The start of a new course this week – Intro to Security Engineering, where we look at applying engineering principles to security. Although cyber security is a budding discipline, we can learn from others. By applying engineering principles, we can have security being designed into systems, products, businesses, so that we are being proactive and are prepared for attacks, rather than being reactive and constantly chasing our tails. 
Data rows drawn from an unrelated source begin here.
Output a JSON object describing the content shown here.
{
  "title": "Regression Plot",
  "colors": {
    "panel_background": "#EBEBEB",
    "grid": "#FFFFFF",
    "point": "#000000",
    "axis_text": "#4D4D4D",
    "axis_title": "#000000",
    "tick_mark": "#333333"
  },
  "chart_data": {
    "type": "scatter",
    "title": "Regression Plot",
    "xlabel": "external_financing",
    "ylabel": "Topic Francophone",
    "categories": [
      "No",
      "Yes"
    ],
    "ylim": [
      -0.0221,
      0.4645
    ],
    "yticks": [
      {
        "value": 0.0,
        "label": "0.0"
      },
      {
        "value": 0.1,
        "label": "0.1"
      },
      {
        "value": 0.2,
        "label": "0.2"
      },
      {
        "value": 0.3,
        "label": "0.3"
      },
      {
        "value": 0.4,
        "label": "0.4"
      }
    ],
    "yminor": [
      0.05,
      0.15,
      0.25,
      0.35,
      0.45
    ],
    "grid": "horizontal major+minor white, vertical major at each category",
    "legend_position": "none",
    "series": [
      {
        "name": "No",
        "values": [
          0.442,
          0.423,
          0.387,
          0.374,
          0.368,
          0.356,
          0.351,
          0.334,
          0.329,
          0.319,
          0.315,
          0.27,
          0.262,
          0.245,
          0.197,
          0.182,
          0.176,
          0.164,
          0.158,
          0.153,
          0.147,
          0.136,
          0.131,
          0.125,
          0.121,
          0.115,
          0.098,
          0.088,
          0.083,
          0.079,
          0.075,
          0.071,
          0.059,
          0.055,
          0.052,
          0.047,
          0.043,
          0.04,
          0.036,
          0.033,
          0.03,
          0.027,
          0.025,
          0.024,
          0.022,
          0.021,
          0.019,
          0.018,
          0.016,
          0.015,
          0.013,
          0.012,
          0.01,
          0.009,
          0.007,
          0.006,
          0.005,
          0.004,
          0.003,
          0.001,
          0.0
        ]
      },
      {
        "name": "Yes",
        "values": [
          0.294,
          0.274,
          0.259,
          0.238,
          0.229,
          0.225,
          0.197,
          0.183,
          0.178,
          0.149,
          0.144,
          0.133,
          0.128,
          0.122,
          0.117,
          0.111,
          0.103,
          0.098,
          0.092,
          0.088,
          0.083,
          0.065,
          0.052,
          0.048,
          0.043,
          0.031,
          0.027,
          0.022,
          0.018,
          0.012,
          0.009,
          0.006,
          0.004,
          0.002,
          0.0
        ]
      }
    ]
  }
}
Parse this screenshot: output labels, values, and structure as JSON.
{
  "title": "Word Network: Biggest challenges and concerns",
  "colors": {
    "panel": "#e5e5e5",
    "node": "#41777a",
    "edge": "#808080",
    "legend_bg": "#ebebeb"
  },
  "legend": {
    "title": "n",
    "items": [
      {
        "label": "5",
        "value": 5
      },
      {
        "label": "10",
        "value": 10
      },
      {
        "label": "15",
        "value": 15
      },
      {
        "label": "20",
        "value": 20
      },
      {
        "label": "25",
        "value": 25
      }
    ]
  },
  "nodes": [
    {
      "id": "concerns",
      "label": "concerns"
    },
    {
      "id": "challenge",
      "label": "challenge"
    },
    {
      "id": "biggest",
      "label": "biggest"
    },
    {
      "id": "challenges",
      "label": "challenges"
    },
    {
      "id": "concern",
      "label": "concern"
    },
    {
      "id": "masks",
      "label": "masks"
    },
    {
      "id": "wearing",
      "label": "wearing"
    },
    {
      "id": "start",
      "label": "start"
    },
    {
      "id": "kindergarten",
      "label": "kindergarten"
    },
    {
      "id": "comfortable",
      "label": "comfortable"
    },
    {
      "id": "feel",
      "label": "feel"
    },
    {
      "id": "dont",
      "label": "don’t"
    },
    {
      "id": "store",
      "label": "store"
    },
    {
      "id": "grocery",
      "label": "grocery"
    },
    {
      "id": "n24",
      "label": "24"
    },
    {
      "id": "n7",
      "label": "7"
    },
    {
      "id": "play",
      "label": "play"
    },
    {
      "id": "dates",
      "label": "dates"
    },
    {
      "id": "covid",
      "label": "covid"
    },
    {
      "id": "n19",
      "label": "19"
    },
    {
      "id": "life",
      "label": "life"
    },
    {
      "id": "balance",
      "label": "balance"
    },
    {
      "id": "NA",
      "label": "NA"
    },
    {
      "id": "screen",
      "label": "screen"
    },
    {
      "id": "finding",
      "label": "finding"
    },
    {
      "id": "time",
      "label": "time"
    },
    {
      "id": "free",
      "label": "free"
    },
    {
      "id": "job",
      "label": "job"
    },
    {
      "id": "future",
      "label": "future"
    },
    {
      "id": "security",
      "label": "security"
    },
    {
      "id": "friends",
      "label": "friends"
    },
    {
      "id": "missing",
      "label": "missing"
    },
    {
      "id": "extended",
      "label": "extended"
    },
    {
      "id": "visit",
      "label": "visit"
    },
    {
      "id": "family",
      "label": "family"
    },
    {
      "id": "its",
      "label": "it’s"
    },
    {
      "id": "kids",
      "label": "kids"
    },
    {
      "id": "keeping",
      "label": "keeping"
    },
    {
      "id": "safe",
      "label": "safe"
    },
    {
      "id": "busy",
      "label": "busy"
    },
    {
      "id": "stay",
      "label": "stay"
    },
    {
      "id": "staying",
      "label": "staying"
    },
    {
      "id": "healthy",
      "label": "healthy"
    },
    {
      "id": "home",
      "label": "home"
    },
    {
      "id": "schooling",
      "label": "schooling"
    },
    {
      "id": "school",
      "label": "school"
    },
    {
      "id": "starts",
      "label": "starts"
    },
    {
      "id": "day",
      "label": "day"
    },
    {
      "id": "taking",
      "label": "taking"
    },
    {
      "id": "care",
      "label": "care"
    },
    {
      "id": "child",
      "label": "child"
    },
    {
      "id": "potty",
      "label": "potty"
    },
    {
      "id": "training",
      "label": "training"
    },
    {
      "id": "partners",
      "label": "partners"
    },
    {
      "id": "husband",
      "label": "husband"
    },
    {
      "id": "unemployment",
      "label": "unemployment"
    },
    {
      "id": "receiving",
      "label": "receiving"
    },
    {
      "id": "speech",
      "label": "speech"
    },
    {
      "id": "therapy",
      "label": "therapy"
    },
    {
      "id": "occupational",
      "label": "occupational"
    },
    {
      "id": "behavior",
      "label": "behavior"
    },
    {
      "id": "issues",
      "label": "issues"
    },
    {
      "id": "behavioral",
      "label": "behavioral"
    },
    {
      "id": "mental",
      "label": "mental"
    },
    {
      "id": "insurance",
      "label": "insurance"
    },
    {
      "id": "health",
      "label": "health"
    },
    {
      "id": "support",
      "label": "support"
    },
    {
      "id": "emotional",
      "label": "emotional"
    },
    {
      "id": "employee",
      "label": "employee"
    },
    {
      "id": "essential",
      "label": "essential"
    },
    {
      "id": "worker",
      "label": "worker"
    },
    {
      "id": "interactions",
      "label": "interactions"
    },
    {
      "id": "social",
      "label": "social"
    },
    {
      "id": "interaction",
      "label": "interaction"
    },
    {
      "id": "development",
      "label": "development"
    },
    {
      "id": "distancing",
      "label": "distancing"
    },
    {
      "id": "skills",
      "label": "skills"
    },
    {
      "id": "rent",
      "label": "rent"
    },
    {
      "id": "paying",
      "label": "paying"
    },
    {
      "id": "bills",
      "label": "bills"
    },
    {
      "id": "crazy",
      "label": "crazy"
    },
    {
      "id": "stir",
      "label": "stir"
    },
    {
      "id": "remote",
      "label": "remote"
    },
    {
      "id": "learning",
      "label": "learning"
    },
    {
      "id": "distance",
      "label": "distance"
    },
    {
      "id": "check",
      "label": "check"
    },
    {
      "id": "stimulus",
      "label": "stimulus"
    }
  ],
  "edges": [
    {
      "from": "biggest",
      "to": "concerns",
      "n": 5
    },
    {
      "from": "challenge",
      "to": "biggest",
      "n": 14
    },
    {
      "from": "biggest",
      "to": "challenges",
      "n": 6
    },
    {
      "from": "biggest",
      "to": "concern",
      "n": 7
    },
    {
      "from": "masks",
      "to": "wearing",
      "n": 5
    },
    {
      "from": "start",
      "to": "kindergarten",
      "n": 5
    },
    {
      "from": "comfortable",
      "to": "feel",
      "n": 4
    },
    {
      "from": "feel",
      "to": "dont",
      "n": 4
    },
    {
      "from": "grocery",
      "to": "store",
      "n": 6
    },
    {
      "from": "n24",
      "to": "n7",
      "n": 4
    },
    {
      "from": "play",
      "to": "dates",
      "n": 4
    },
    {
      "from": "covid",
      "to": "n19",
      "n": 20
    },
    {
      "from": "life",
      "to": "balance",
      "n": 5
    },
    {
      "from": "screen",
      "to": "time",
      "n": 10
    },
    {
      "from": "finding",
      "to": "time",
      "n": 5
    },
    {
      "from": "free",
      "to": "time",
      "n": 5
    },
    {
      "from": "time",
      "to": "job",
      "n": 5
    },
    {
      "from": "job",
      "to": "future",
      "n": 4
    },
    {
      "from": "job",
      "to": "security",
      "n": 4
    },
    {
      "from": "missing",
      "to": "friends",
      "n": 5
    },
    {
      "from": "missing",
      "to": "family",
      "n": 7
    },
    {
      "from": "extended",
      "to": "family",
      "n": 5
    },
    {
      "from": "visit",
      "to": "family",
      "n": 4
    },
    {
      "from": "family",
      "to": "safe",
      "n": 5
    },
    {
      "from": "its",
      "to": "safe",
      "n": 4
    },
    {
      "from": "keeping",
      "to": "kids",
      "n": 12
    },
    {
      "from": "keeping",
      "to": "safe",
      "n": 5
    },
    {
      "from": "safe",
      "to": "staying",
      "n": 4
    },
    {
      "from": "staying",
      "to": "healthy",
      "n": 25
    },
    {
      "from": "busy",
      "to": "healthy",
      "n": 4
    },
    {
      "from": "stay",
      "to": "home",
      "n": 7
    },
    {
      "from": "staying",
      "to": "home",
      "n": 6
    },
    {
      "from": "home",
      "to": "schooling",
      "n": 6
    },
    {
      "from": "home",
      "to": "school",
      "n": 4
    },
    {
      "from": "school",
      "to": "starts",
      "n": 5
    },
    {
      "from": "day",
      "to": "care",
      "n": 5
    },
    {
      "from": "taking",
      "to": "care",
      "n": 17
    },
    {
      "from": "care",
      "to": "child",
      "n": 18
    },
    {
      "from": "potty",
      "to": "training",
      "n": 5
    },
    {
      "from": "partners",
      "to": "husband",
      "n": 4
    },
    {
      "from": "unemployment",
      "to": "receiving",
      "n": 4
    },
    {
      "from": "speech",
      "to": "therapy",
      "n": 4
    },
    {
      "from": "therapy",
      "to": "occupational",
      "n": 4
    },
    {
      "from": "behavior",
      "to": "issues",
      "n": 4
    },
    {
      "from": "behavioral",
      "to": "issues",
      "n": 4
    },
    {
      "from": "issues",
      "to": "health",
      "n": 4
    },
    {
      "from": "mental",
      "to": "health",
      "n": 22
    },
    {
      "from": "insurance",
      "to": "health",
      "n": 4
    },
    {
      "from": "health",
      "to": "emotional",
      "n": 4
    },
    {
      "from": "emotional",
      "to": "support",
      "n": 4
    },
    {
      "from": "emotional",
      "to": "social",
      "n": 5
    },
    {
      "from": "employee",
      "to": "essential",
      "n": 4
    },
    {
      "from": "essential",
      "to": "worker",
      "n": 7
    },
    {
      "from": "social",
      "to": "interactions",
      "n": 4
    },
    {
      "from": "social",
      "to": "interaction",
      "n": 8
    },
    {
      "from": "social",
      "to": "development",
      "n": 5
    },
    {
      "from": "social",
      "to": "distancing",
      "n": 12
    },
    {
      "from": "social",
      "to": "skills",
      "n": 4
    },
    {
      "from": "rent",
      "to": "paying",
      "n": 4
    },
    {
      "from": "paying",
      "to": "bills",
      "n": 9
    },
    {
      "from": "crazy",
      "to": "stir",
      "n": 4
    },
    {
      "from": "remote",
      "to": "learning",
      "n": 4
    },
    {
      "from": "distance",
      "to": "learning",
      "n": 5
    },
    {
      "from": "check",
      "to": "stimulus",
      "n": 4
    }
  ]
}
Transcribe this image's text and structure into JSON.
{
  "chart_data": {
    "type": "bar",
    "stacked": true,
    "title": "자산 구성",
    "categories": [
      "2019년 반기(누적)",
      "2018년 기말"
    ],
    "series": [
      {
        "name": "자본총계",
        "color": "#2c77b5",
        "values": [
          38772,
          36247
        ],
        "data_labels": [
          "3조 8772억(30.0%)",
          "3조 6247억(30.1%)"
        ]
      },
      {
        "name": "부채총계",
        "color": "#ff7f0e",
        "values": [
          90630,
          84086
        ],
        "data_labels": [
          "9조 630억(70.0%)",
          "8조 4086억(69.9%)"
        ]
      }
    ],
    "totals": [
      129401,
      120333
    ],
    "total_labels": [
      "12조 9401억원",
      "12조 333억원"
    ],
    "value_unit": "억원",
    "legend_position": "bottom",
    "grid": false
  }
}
Engineers do things like: measure things; they are skeptical until evidence is provided; they test and review things; they believe in openness and transparency; they view errors as an opportunity to learn; they use standards (which are helped by transparency); they display professionalism; they iterate. 

Engineering principles

These are the four engineering principles that stand out to me:

Measurement

Measurement informs decisions: on whether we need a solution, on what problem we are trying to solve and on what/how we need to design/build a solution. It supports skepticism and it informs testing and review of what we have done.

Openness

Openness allows us to learn from others, leading to standards. In a dynamic field such as cyber security this is critical. The asymmetry of attack means that one of our best defences is herd immunity – knowing what works, as well as vulnerabilities so that we can mitigate them.

Treatment of Errors

An engineer’s response to an error is not to hide it or ignore it. It is to examine it, learn from it. This draws on measurement – to understand the error – as well as openness and transparency – in sharing the error and the solution.

Professionalism

Professionalism means that engineers are dedicated to doing good, not just for themselves or their employer, but for their profession and by extension society. This drives an engineer to  uphold their principles, even in the face of pressure and conflicting interests.

Reflection

By applying engineering principles, we can help to deliver results that are scalable and repeatable to a standard. We are no longer fighting attackers on our own, but as part of a community, learning from each other’s mistakes and successes. This gives us a form of herd immunity against attackers.

The professional point resonated with me – a duty over your employer, to your profession and by extension for the good of society. This is extremely empowering, especially when faced with the naive response to breaches and vulnerabilities to cover them up.